Film Review: The Losers

Posted in Film, Reviews
By Martin Roberts on 21 Apr 2010

Sylvain White’s The Losers is an example of that most frustrating of genres, the action comedy, which so often fails to deliver on its obvious potential. Based on the Vertigo comic book series of the same name, White’s film is a rare example of the genre done well, and whilst it isn’t perfect by any stretch of the imagination, it is head and shoulders above the majority of its direct competitors.

The Losers are a bunch of five US Special Forces operatives who discover – in a frustratingly over-stylised intro that threatens to derail the film before it can get going – that they have become the targets of a plot from within perpetrated by a mysterious voice on the radio known only as Max. From there, the Losers must find their way back home – having been framed and declared killed in action – to win back their freedom and their reputations.

The plot is a little derelict at times – the antagonist’s motives are frustratingly ambiguous – but thankfully the characters that inhabit it make it worthwhile. The film’s opening scene in the Bolivian jungle tries hard to introduce the Losers in a flurry of quirks and style that initially starts off as annoying but thankfully settles down as the film finds its feet. It soon becomes clear that the film is playing with convention and poking fun at action movies whilst at the same time embracing them. By the end, it becomes a surprisingly warm combination.

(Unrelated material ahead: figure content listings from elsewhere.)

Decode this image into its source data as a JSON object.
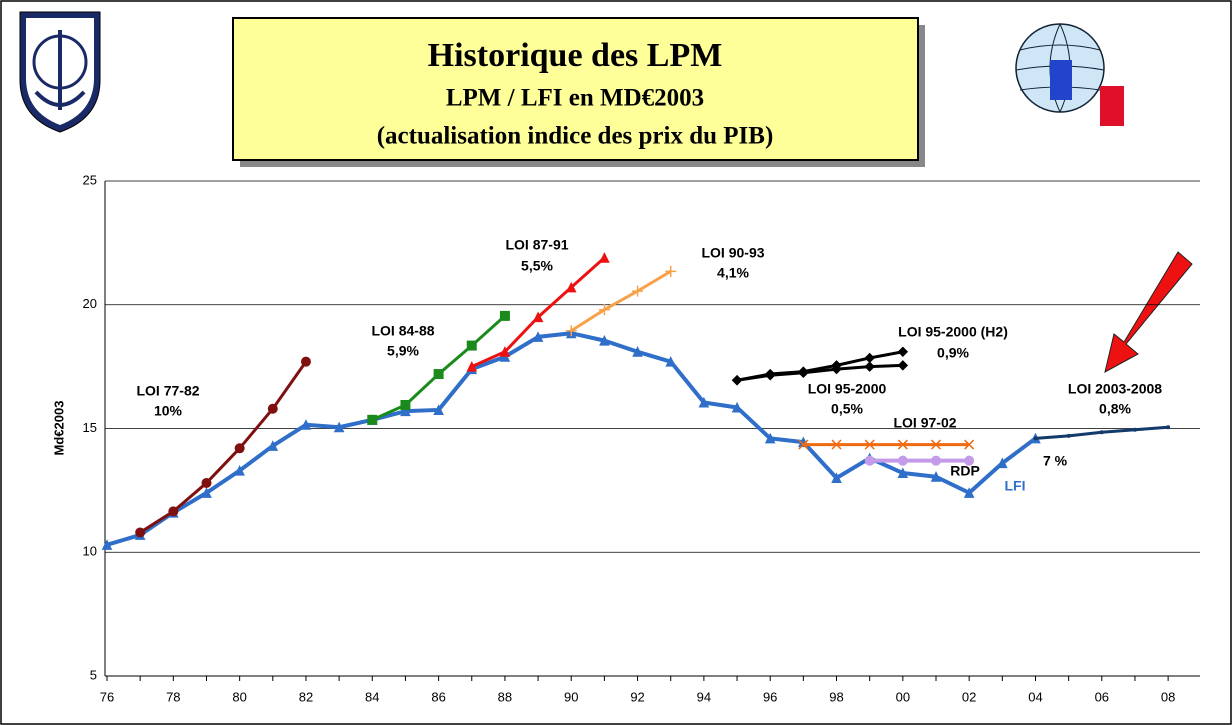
{
  "chart_data": {
    "type": "line",
    "title": "Historique des LPM",
    "subtitle": "LPM / LFI en MD€2003",
    "subtitle2": "(actualisation indice des prix du PIB)",
    "y_label": "Md€2003",
    "categories": [
      "76",
      null,
      "78",
      null,
      "80",
      null,
      "82",
      null,
      "84",
      null,
      "86",
      null,
      "88",
      null,
      "90",
      null,
      "92",
      null,
      "94",
      null,
      "96",
      null,
      "98",
      null,
      "00",
      null,
      "02",
      null,
      "04",
      null,
      "06",
      null,
      "08"
    ],
    "ylim": [
      5,
      25
    ],
    "yticks": [
      5,
      10,
      15,
      20,
      25
    ],
    "grid": true,
    "series": [
      {
        "name": "LFI",
        "color": "#2f6fc9",
        "marker": "triangle",
        "width": 4,
        "values": [
          10.3,
          10.7,
          11.6,
          12.4,
          13.3,
          14.3,
          15.15,
          15.05,
          15.35,
          15.7,
          15.75,
          17.4,
          17.9,
          18.7,
          18.85,
          18.55,
          18.1,
          17.7,
          16.05,
          15.85,
          14.6,
          14.45,
          13.0,
          13.8,
          13.2,
          13.05,
          12.4,
          13.6,
          14.6,
          null,
          null,
          null,
          null
        ]
      },
      {
        "name": "LOI 77-82",
        "rate": "10%",
        "color": "#7f1010",
        "marker": "circle",
        "width": 3,
        "values": [
          null,
          10.8,
          11.65,
          12.8,
          14.2,
          15.8,
          17.7,
          null,
          null,
          null,
          null,
          null,
          null,
          null,
          null,
          null,
          null,
          null,
          null,
          null,
          null,
          null,
          null,
          null,
          null,
          null,
          null,
          null,
          null,
          null,
          null,
          null,
          null
        ]
      },
      {
        "name": "LOI 84-88",
        "rate": "5,9%",
        "color": "#1a8a1a",
        "marker": "square",
        "width": 3,
        "values": [
          null,
          null,
          null,
          null,
          null,
          null,
          null,
          null,
          15.35,
          15.95,
          17.2,
          18.35,
          19.55,
          null,
          null,
          null,
          null,
          null,
          null,
          null,
          null,
          null,
          null,
          null,
          null,
          null,
          null,
          null,
          null,
          null,
          null,
          null,
          null
        ]
      },
      {
        "name": "LOI 87-91",
        "rate": "5,5%",
        "color": "#ee1111",
        "marker": "triangle",
        "width": 3,
        "values": [
          null,
          null,
          null,
          null,
          null,
          null,
          null,
          null,
          null,
          null,
          null,
          17.5,
          18.1,
          19.5,
          20.7,
          21.9,
          null,
          null,
          null,
          null,
          null,
          null,
          null,
          null,
          null,
          null,
          null,
          null,
          null,
          null,
          null,
          null,
          null
        ]
      },
      {
        "name": "LOI 90-93",
        "rate": "4,1%",
        "color": "#f7a24a",
        "marker": "plus",
        "width": 3,
        "values": [
          null,
          null,
          null,
          null,
          null,
          null,
          null,
          null,
          null,
          null,
          null,
          null,
          null,
          null,
          18.95,
          19.8,
          20.55,
          21.35,
          null,
          null,
          null,
          null,
          null,
          null,
          null,
          null,
          null,
          null,
          null,
          null,
          null,
          null,
          null
        ]
      },
      {
        "name": "LOI 95-2000 (H2)",
        "rate": "0,9%",
        "color": "#000000",
        "marker": "diamond",
        "width": 3,
        "values": [
          null,
          null,
          null,
          null,
          null,
          null,
          null,
          null,
          null,
          null,
          null,
          null,
          null,
          null,
          null,
          null,
          null,
          null,
          null,
          16.95,
          17.2,
          17.3,
          17.55,
          17.85,
          18.1,
          null,
          null,
          null,
          null,
          null,
          null,
          null,
          null
        ]
      },
      {
        "name": "LOI 95-2000",
        "rate": "0,5%",
        "color": "#000000",
        "marker": "diamond",
        "width": 3,
        "values": [
          null,
          null,
          null,
          null,
          null,
          null,
          null,
          null,
          null,
          null,
          null,
          null,
          null,
          null,
          null,
          null,
          null,
          null,
          null,
          16.95,
          17.15,
          17.25,
          17.4,
          17.5,
          17.55,
          null,
          null,
          null,
          null,
          null,
          null,
          null,
          null
        ]
      },
      {
        "name": "LOI 97-02",
        "color": "#f06a10",
        "marker": "x",
        "width": 3,
        "values": [
          null,
          null,
          null,
          null,
          null,
          null,
          null,
          null,
          null,
          null,
          null,
          null,
          null,
          null,
          null,
          null,
          null,
          null,
          null,
          null,
          null,
          14.35,
          14.35,
          14.35,
          14.35,
          14.35,
          14.35,
          null,
          null,
          null,
          null,
          null,
          null
        ]
      },
      {
        "name": "RDP",
        "color": "#c39be8",
        "marker": "circle",
        "width": 4,
        "values": [
          null,
          null,
          null,
          null,
          null,
          null,
          null,
          null,
          null,
          null,
          null,
          null,
          null,
          null,
          null,
          null,
          null,
          null,
          null,
          null,
          null,
          null,
          null,
          13.7,
          13.7,
          13.7,
          13.7,
          null,
          null,
          null,
          null,
          null,
          null
        ]
      },
      {
        "name": "LOI 2003-2008",
        "rate": "0,8%",
        "color": "#123a6a",
        "marker": "none",
        "width": 3,
        "values": [
          null,
          null,
          null,
          null,
          null,
          null,
          null,
          null,
          null,
          null,
          null,
          null,
          null,
          null,
          null,
          null,
          null,
          null,
          null,
          null,
          null,
          null,
          null,
          null,
          null,
          null,
          null,
          null,
          14.6,
          14.7,
          14.85,
          14.95,
          15.05
        ]
      }
    ],
    "annotations": [
      "7 %"
    ]
  }
}
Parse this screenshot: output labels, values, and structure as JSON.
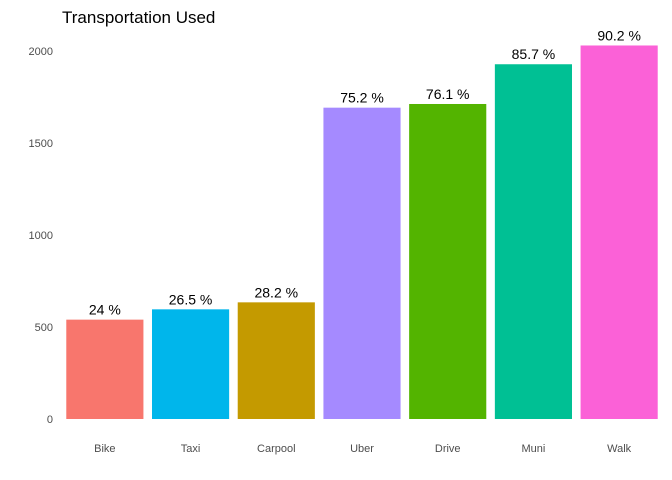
{
  "chart_data": {
    "type": "bar",
    "title": "Transportation Used",
    "xlabel": "",
    "ylabel": "",
    "ylim": [
      0,
      2000
    ],
    "yticks": [
      0,
      500,
      1000,
      1500,
      2000
    ],
    "grid": false,
    "legend": "none",
    "categories": [
      "Bike",
      "Taxi",
      "Carpool",
      "Uber",
      "Drive",
      "Muni",
      "Walk"
    ],
    "values": [
      540,
      596,
      634,
      1692,
      1712,
      1928,
      2030
    ],
    "labels": [
      "24 %",
      "26.5 %",
      "28.2 %",
      "75.2 %",
      "76.1 %",
      "85.7 %",
      "90.2 %"
    ],
    "colors": [
      "#F8766D",
      "#00B6EB",
      "#C49A00",
      "#A58AFF",
      "#53B400",
      "#00C094",
      "#FB61D7"
    ]
  }
}
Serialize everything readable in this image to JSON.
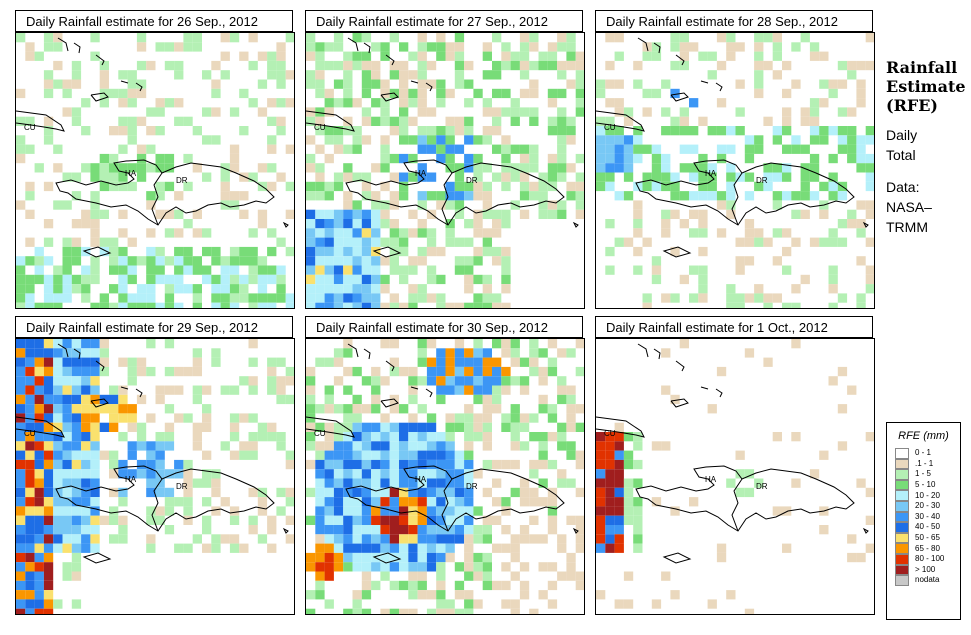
{
  "panels": [
    {
      "title": "Daily Rainfall estimate for  26 Sep., 2012",
      "pattern": "light"
    },
    {
      "title": "Daily Rainfall estimate for  27 Sep., 2012",
      "pattern": "medium"
    },
    {
      "title": "Daily Rainfall estimate for  28 Sep., 2012",
      "pattern": "light2"
    },
    {
      "title": "Daily Rainfall estimate for  29 Sep., 2012",
      "pattern": "heavy_west"
    },
    {
      "title": "Daily Rainfall estimate for  30 Sep., 2012",
      "pattern": "heavy_center"
    },
    {
      "title": "Daily Rainfall estimate for  1 Oct., 2012",
      "pattern": "dry"
    }
  ],
  "map_labels": {
    "cuba": "CU",
    "haiti": "HA",
    "dominican_republic": "DR"
  },
  "side": {
    "heading1": "Rainfall",
    "heading2": "Estimate",
    "heading3": "(RFE)",
    "line1": "Daily",
    "line2": "Total",
    "line3": "Data:",
    "line4": "NASA–",
    "line5": "TRMM"
  },
  "legend": {
    "title": "RFE (mm)",
    "items": [
      {
        "label": "0 - 1",
        "color": "#ffffff"
      },
      {
        "label": ".1 - 1",
        "color": "#ead8bd"
      },
      {
        "label": "1 - 5",
        "color": "#b4f0b4"
      },
      {
        "label": "5 - 10",
        "color": "#78dc78"
      },
      {
        "label": "10 - 20",
        "color": "#b4f0fa"
      },
      {
        "label": "20 - 30",
        "color": "#78c8f5"
      },
      {
        "label": "30 - 40",
        "color": "#3c96f5"
      },
      {
        "label": "40 - 50",
        "color": "#1e6ee6"
      },
      {
        "label": "50 - 65",
        "color": "#fae16e"
      },
      {
        "label": "65 - 80",
        "color": "#fa9600"
      },
      {
        "label": "80 - 100",
        "color": "#e13200"
      },
      {
        "label": "> 100",
        "color": "#a01e1e"
      },
      {
        "label": "nodata",
        "color": "#c8c8c8"
      }
    ]
  }
}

This is thanks, in most part, to the cast; an ensemble of stars that, as yet, aren’t quite movie sellers on their own, but perhaps will be in times to come. Thus, we get a rostrum of familiar and not so familiar faces that are all willing to play their part. Jeffrey Dean Morgan – as Clay – proves that he has the charisma to lead an ensemble whilst Zoe Saldana holds her own amidst the machismo. Idris Elba, now cropping up more and more as a deserved off-shoot of his performances in The Wire, adds some grit whilst Chris Evans (recently cast as Captain America) steals the show with his comic solo infiltration halfway through the film. If the cast are to be thanked for raising this film above standard fair, then so too should the writers, who’ve produced a script that is much funnier than most people will expect, and created a duo of villains that get some decent screen time as well as the protagonists, even if their comic qualities do rather dilute their threat factor.

White’s direction develops a bit more subtlety after the opening salvo (though there are some slow-mo touches here and there that the film could do without) and pulls all the elements together into a film that, in the end, just about manages to justify its sequel-baiting conclusion. It’s derivative at times and not entirely without fault, but the film gets by on confidence and relies on the strength of its cast to gloss over the more generic elements. In the end it’s simply a fun ride, which is more than can be said of most exponents of this genre, and as such it just about earns its fourth star.